6 Aralık 2010 Pazartesi

Bekle beni ey gözlükçü

Ne zaman kullanmaya başladım? Gözlükten bahsediyorum. İstanbul'da 72T otobüsünün 72T olduğunu gözlerimi kısarak okumaya çalıştığım zaman. 72T kısmını sallıyorum tabi, aklımda o otobüs numarası kalmış. Topkapı -Taksim. Oğuz sen miyopsun galiba demişti. Sonra soluğu göz doktorunda almıştık da elimizde reçeteyle çıkmıştık. İlk gözlüğümü Beyoğlu'nda bir gözlükçüden edindik, Cihangir'deki eve gidene kadar sanki yerleyeksan olmuştum, ama o gün dünya dupduru gelmişti gözüme, berrak mı berrak. Şu karşıdan gelen kadının yüzü ne kadar belirgin. Keşke insan zihninin karmakarışık olduğu durumlarda buna benzer bir gözlük oluverse elimizin altında da bu gözlüğü taksak şeklindeki klasik öneriyi sunmayacağım. Zira o zaman hayat biraz daha bulmacasız ve biraz daha kolay oluverirdi. Elimizin altındakiler sayesinde pek çok şey zaten yeterince kolay.

Hımm ne diyecektim. Çerçevemi değiştirmek istiyorum.
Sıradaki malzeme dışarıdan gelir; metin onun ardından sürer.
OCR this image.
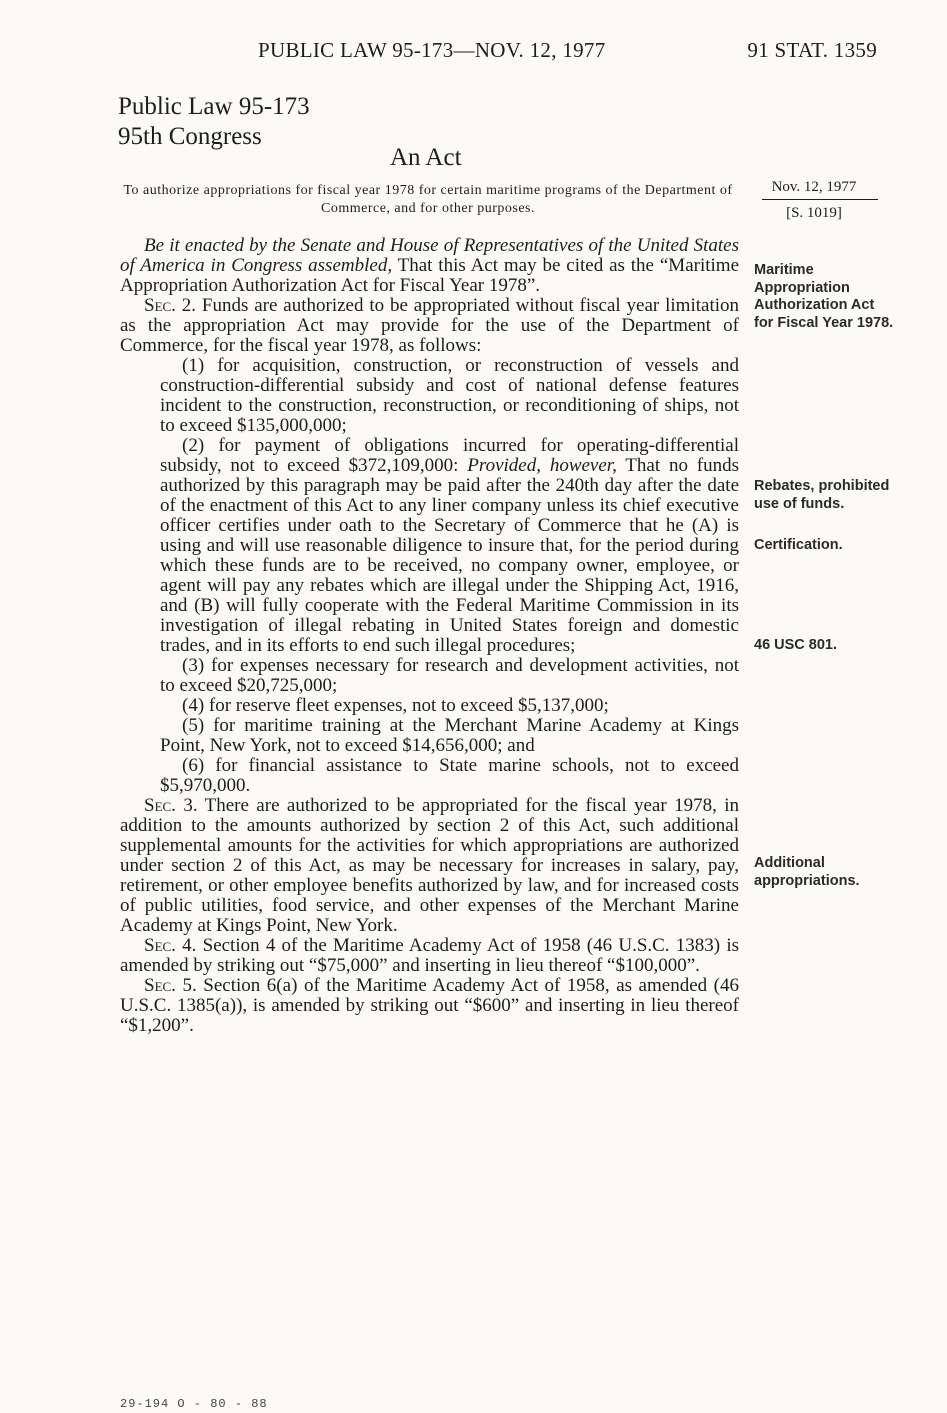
PUBLIC LAW 95-173—NOV. 12, 1977	91 STAT. 1359
Public Law 95-173
95th Congress
An Act
To authorize appropriations for fiscal year 1978 for certain maritime programs of the Department of Commerce, and for other purposes.
Nov. 12, 1977
[S. 1019]

Be it enacted by the Senate and House of Representatives of the United States of America in Congress assembled, That this Act may be cited as the “Maritime Appropriation Authorization Act for Fiscal Year 1978”.

Sec. 2. Funds are authorized to be appropriated without fiscal year limitation as the appropriation Act may provide for the use of the Department of Commerce, for the fiscal year 1978, as follows:

(1) for acquisition, construction, or reconstruction of vessels and construction-differential subsidy and cost of national defense features incident to the construction, reconstruction, or reconditioning of ships, not to exceed $135,000,000;

(2) for payment of obligations incurred for operating-differential subsidy, not to exceed $372,109,000: Provided, however, That no funds authorized by this paragraph may be paid after the 240th day after the date of the enactment of this Act to any liner company unless its chief executive officer certifies under oath to the Secretary of Commerce that he (A) is using and will use reasonable diligence to insure that, for the period during which these funds are to be received, no company owner, employee, or agent will pay any rebates which are illegal under the Shipping Act, 1916, and (B) will fully cooperate with the Federal Maritime Commission in its investigation of illegal rebating in United States foreign and domestic trades, and in its efforts to end such illegal procedures;

(3) for expenses necessary for research and development activities, not to exceed $20,725,000;

(4) for reserve fleet expenses, not to exceed $5,137,000;

(5) for maritime training at the Merchant Marine Academy at Kings Point, New York, not to exceed $14,656,000; and

(6) for financial assistance to State marine schools, not to exceed $5,970,000.

Sec. 3. There are authorized to be appropriated for the fiscal year 1978, in addition to the amounts authorized by section 2 of this Act, such additional supplemental amounts for the activities for which appropriations are authorized under section 2 of this Act, as may be necessary for increases in salary, pay, retirement, or other employee benefits authorized by law, and for increased costs of public utilities, food service, and other expenses of the Merchant Marine Academy at Kings Point, New York.

Sec. 4. Section 4 of the Maritime Academy Act of 1958 (46 U.S.C. 1383) is amended by striking out “$75,000” and inserting in lieu thereof “$100,000”.

Sec. 5. Section 6(a) of the Maritime Academy Act of 1958, as amended (46 U.S.C. 1385(a)), is amended by striking out “$600” and inserting in lieu thereof “$1,200”.

Maritime Appropriation Authorization Act for Fiscal Year 1978.
Rebates, prohibited use of funds.
Certification.
46 USC 801.
Additional appropriations.
29-194 O - 80 - 88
Hem de en kısa zamanda. Çok hem de çok sıkıldım şu an kullanmış olduğumdan. Dün Oğuz'a kolayını bulsam hemen atıcam çöpe dedim. O derece. Hayatımın vazgeçilmez biricik tespitçi memuru Oğuz " Sen, bişey istediğin zaman, hemen o an oracıkta şıp diye olsun istiyorsun" dedi. Tahammül sınırım neredeyse yokmuş. Haklı. Bu tutum kimi zaman işe yarıyor. Harekete geçmemi kolaylaştırıyor.

Burada bir göz dokturumuz var, Tolga Bey. Ağustos ayında kendisine gitmem gerekiyordu, gitmedim. Şimdi bu gözlük hevesiyle Tolga Bey'e ziyaret ilk işim olacak. Yeni çerçevemi aldığımda kayıtlara geçmek için buraya geleceğim.

Ayrıca belirtmeliyim ki biten işler hanesine haftasonu bir gol attık ve tüm çerçeveleri duvara astık.